For those who genuinely wish to bring the arrogant imposers of today’s Unitary Nigeria down to their knees, without the need to fire a single shot, put on your thinking caps now and go after the imposed fraudulent 1999 Constitution. That imposed fraudulent document is the weakest link in the chain of bondage being deployed by the dimwitted minders of today’s Sokoto Caliphate to hoodwink and bamboozle the rest of us who end up becoming their slaves in perpetuity in Unitary Nigeria. There are several simple acts that “We the people…” can undertake in a coordinated fashion and the imposed fraud shall soon come crashing down. That was precisely what happened to the much-hated and despised Apartheid Constitution of White-minority rule before it vanished into oblivion.

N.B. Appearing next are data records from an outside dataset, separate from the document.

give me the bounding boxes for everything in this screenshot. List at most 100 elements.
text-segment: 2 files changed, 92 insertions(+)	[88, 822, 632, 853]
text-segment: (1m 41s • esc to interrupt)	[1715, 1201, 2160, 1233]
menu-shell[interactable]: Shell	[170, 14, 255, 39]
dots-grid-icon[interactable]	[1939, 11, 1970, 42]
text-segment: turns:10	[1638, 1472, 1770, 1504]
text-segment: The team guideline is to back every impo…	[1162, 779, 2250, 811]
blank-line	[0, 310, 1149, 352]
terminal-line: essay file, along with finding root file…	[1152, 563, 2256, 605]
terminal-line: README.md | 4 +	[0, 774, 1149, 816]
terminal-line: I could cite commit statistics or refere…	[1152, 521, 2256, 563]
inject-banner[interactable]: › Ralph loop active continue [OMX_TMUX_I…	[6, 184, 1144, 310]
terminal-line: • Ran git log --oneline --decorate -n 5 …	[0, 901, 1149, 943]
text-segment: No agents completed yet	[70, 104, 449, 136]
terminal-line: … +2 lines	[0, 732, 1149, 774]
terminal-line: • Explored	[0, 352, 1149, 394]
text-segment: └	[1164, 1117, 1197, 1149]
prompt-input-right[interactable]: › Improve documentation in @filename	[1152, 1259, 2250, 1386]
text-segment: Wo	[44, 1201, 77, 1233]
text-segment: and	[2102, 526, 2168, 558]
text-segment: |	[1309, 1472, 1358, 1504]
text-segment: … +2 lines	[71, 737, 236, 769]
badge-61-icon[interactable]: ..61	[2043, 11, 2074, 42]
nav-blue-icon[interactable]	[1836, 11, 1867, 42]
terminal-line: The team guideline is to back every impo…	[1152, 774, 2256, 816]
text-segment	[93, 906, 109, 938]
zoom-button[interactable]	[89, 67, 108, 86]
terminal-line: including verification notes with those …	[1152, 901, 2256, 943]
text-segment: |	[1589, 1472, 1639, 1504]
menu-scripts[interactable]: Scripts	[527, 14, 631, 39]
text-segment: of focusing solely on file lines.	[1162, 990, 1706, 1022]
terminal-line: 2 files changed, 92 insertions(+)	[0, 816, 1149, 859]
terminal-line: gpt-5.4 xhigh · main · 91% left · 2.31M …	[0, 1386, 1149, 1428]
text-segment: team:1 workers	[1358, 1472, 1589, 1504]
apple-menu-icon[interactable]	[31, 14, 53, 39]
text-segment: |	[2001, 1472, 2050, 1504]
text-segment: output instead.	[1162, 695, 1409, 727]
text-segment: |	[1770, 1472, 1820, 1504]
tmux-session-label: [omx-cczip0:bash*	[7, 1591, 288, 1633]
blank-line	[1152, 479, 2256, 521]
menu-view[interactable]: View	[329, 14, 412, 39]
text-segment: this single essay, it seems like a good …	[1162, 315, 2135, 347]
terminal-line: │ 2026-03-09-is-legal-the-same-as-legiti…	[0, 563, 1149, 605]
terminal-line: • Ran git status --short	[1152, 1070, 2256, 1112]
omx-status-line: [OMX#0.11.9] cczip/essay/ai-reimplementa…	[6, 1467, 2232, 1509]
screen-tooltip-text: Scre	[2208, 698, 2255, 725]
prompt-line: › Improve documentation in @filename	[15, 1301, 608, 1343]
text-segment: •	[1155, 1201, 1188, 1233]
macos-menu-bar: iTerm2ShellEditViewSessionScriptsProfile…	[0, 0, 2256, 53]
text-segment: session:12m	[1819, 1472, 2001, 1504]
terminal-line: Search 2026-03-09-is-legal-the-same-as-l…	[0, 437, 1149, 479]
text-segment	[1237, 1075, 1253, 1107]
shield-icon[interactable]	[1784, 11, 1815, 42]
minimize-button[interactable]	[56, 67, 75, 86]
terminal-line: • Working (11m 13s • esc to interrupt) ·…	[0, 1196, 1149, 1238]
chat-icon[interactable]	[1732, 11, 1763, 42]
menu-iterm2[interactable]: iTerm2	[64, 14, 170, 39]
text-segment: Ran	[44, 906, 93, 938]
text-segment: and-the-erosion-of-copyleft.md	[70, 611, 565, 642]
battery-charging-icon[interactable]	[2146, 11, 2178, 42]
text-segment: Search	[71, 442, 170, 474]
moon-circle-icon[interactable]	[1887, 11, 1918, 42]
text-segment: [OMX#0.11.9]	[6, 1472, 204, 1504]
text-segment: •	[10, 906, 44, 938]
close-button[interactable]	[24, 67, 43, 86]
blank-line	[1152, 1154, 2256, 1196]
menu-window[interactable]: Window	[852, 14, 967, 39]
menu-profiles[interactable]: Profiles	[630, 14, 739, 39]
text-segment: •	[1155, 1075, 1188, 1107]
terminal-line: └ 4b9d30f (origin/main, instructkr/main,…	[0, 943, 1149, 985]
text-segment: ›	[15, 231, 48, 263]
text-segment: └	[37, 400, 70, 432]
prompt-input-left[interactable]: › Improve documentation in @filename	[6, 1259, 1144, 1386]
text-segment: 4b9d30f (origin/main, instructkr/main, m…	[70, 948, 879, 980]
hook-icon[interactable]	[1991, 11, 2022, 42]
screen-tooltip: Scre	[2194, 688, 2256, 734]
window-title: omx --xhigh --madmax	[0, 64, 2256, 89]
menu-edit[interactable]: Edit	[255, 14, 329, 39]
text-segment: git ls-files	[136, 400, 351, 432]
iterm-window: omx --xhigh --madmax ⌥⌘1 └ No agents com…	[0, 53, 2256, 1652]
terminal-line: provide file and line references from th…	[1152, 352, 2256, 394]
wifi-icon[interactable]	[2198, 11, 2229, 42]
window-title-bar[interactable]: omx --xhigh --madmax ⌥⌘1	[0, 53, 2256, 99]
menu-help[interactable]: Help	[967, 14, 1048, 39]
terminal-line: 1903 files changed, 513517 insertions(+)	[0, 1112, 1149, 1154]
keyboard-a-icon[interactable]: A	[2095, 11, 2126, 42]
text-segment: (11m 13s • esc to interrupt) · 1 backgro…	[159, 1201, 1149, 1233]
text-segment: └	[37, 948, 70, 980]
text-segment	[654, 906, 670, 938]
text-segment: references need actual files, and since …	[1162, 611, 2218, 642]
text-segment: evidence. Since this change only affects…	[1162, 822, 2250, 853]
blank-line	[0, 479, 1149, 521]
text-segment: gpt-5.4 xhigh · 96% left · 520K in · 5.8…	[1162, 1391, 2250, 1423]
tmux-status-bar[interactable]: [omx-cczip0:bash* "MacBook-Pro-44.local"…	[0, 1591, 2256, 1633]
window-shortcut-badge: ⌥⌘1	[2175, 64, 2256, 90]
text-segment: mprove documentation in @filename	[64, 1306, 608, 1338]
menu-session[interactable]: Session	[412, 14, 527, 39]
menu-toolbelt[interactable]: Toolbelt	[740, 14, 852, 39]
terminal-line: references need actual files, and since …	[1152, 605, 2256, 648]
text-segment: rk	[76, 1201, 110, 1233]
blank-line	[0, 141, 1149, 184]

The Fulani-minority rule in today’s Unitary Nigeria can be upended by toppling the imposed fraudulent 1999 Constitution just as the Boer-minority Apartheid rule was upended in South Africa. The United Nations, AU, EU and many other advanced democracies worldwide are keenly interested in intervening to assist the Nigerian stakeholders to amicably resolve the emergent constitutional disputations that shall follow a successful nationwide takedown of the fraud tormenting the lives of our folks, as we speak.

All should now get ready for the imminent Constitutional Force Majeure designed to demystify the hoax contrived by feudalistic opportunists for perpetuating our enslavement.